O ministro da Agricultura, Carlos Fávaro, disse nesta quarta-feira (04.06) que diante do agravamento de quatro emergências sanitárias que afetam diferentes cadeias produtivas do agronegócio, o Ministério da Agricultura e Pecuária (Mapa) prepara uma medida provisória com pedido de crédito suplementar de R$ 135 milhões. A proposta será enviada à Casa Civil e busca garantir a continuidade das ações de contenção e vigilância, que correm o risco de serem afetadas pelas recentes restrições orçamentárias impostas ao governo federal.

O país lida, simultaneamente, com a Influenza Aviária de Alta Patogenicidade (IAAP), a mosca-da-carambola, a monilíase do cacaueiro e a vassoura-de-bruxa na mandioca. Os três últimos focos estão concentrados na Região Norte, mas geram preocupações crescentes pelo potencial de dispersão e pelo impacto direto sobre sistemas produtivos regionais.

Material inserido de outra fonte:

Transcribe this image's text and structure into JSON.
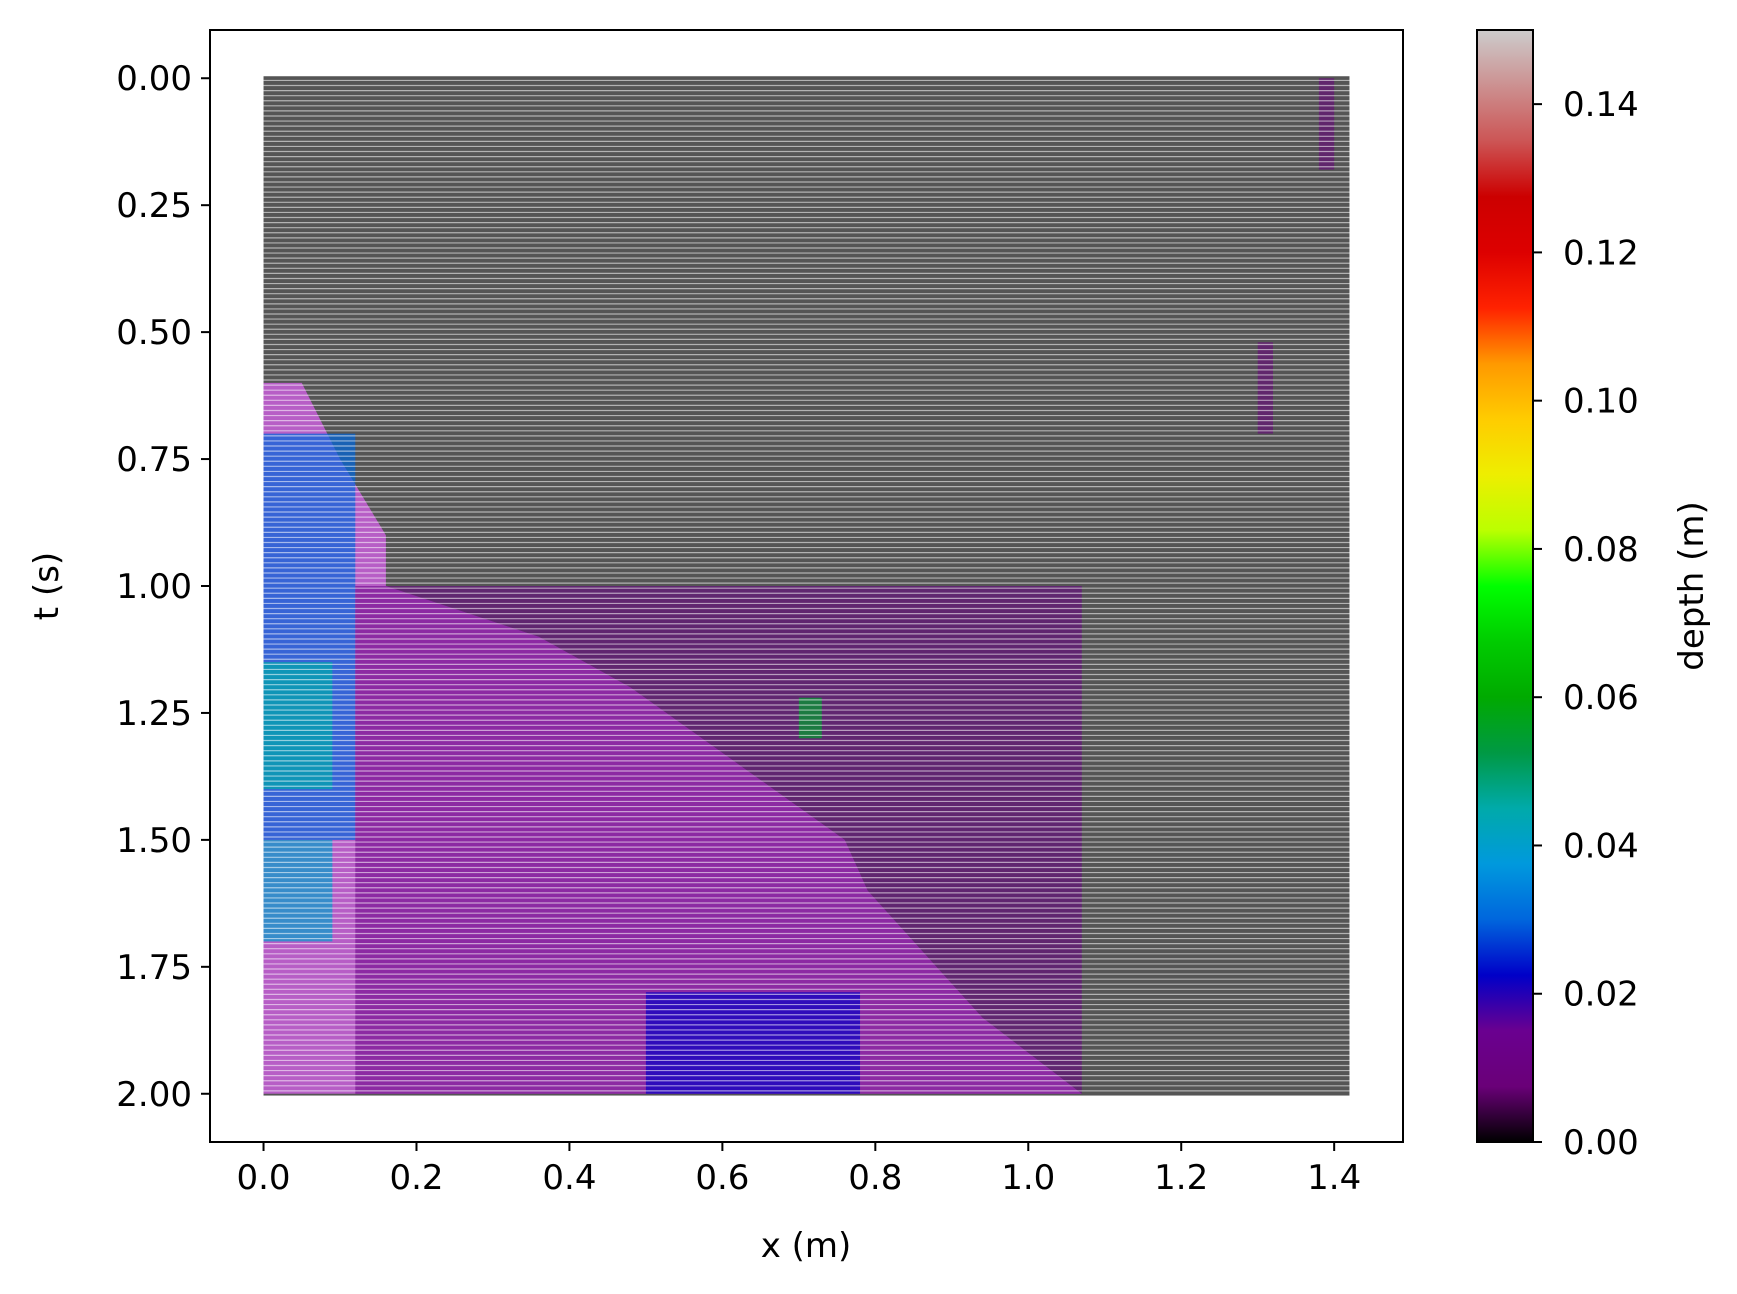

Segundo o Mapa, o pedido de reforço orçamentário tem caráter emergencial. Após um contingenciamento de 53% do orçamento da pasta, há previsão de novo bloqueio de 23% até o fim do ano. Na prática, isso compromete o fluxo de pagamentos para equipes de campo, vigilância em propriedades rurais e compra de insumos usados no controle fitossanitário.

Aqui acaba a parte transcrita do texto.